L’OCH a été fondé en 1963 par Marie-Hélène Mathieu dans un contexte bien particulier : le meurtre — puis l’acquittement — de parents ayant donné la mort à leur petite fille née lourdement handicapée. L’objectif que s’est fixée Marie-Hélène Mathieu est de ne pas laisser ces familles se sentir acculées, désespérées. Avec l’OCH, elle a voulu leur donner une nouvelle espérance. Au-delà des personnes handicapées, nous essayons donc d’accompagner leurs proches : parents, frères, sœurs… En 1968, en parallèle de la mise en place de “conférences rencontres”, Marie-Hélène Mathieu a lancé Ombres & Lumières, une revue qui s’adresse aux personnes handicapées mais aussi à leurs familles, à leur entourage. Et le succès est là : cinquante ans après sa création, elle compte 10 000 abonnés et plus de 40 000 lecteurs ! Ces dernières années nous avons beaucoup développé les “journées familles” dédiées aux parents et aux frères et sœurs. Car la souffrance est également présente pour eux mais sous des aspects différents : un jeune garçon confiait qu’on lui demandait systématiquement comment allait son frère handicapé mais jamais comment lui se sentait.

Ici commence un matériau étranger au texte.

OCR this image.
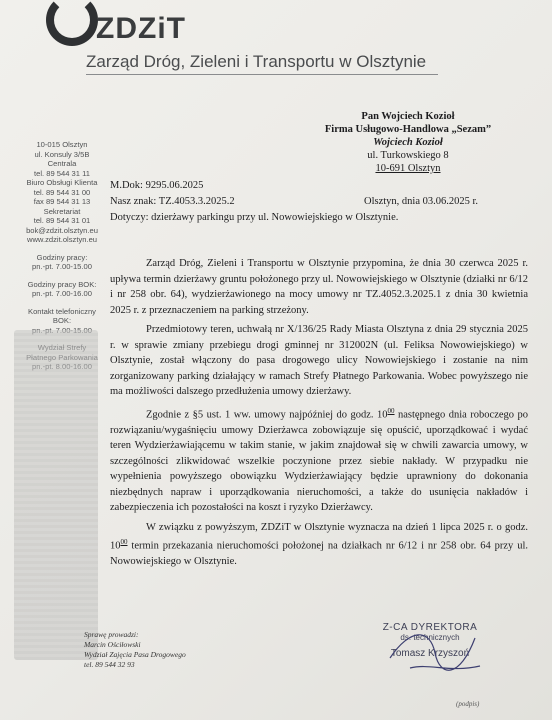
ZDZiT
Zarząd Dróg, Zieleni i Transportu w Olsztynie
10-015 Olsztyn
ul. Konsuly 3/5B
Centrala
tel. 89 544 31 11
Biuro Obsługi Klienta
tel. 89 544 31 00
fax 89 544 31 13
Sekretariat
tel. 89 544 31 01
bok@zdzit.olsztyn.eu
www.zdzit.olsztyn.eu
Godziny pracy:
pn.-pt. 7.00-15.00
Godziny pracy BOK:
pn.-pt. 7.00-16.00
Kontakt telefoniczny BOK:
Pan Wojciech Kozioł
Firma Usługowo-Handlowa „Sezam”
Wojciech Kozioł
ul. Turkowskiego 8
10-691 Olsztyn
M.Dok: 9295.06.2025
Nasz znak: TZ.4053.3.2025.2	Olsztyn, dnia 03.06.2025 r.
Dotyczy: dzierżawy parkingu przy ul. Nowowiejskiego w Olsztynie.

Zarząd Dróg, Zieleni i Transportu w Olsztynie przypomina, że dnia 30 czerwca 2025 r. upływa termin dzierżawy gruntu położonego przy ul. Nowowiejskiego w Olsztynie (działki nr 6/12 i nr 258 obr. 64), wydzierżawionego na mocy umowy nr TZ.4052.3.2025.1 z dnia 30 kwietnia 2025 r. z przeznaczeniem na parking strzeżony.

Przedmiotowy teren, uchwałą nr X/136/25 Rady Miasta Olsztyna z dnia 29 stycznia 2025 r. w sprawie zmiany przebiegu drogi gminnej nr 312002N (ul. Feliksa Nowowiejskiego) w Olsztynie, został włączony do pasa drogowego ulicy Nowowiejskiego i zostanie na nim zorganizowany parking działający w ramach Strefy Płatnego Parkowania. Wobec powyższego nie ma możliwości dalszego przedłużenia umowy dzierżawy.

Zgodnie z §5 ust. 1 ww. umowy najpóźniej do godz. $10^{00}$ następnego dnia roboczego po rozwiązaniu/wygaśnięciu umowy Dzierżawca zobowiązuje się opuścić, uporządkować i wydać teren Wydzierżawiającemu w takim stanie, w jakim znajdował się w chwili zawarcia umowy, w szczególności zlikwidować wszelkie poczynione przez siebie nakłady. W przypadku nie wypełnienia powyższego obowiązku Wydzierżawiający będzie uprawniony do dokonania niezbędnych napraw i uporządkowania nieruchomości, a także do usunięcia nakładów i zabezpieczenia ich pozostałości na koszt i ryzyko Dzierżawcy.

W związku z powyższym, ZDZiT w Olsztynie wyznacza na dzień 1 lipca 2025 r. o godz. $10^{00}$ termin przekazania nieruchomości położonej na działkach nr 6/12 i nr 258 obr. 64 przy ul. Nowowiejskiego w Olsztynie.

Sprawę prowadzi:
Marcin Ościłowski
Wydział Zajęcia Pasa Drogowego
tel. 89 544 32 93
Z-CA DYREKTORA
ds. technicznych
Tomasz Krzyszoń
(podpis)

L’accompagnement des personnes fragiles par l’État se fait-il dans de meilleures conditions ?
Il y a cinquante ans peu de choses existaient pour les personnes handicapées. Les familles portaient cette responsabilité seules et nombre d’entre elles ont connu une réelle détresse. La loi de 1975 a fait beaucoup de bien en cherchant à répondre aux besoins des personnes handicapées. Mais elles étaient plus ou moins considérées comme des objets, on parlait de leur “prise en charge”. Au fil des décennies on en est arrivé à considérer que la personne handicapée devait participer à la vie de la cité. À coup de lois elles commencent à trouver une place dans la société, même si de nombreux problèmes demeurent ! L’étape de la prochaine décennie est désormais qu’on arrête de parler d’elles mais qu’on leur donne la parole. Les personnes handicapées doivent être pleinement actrice.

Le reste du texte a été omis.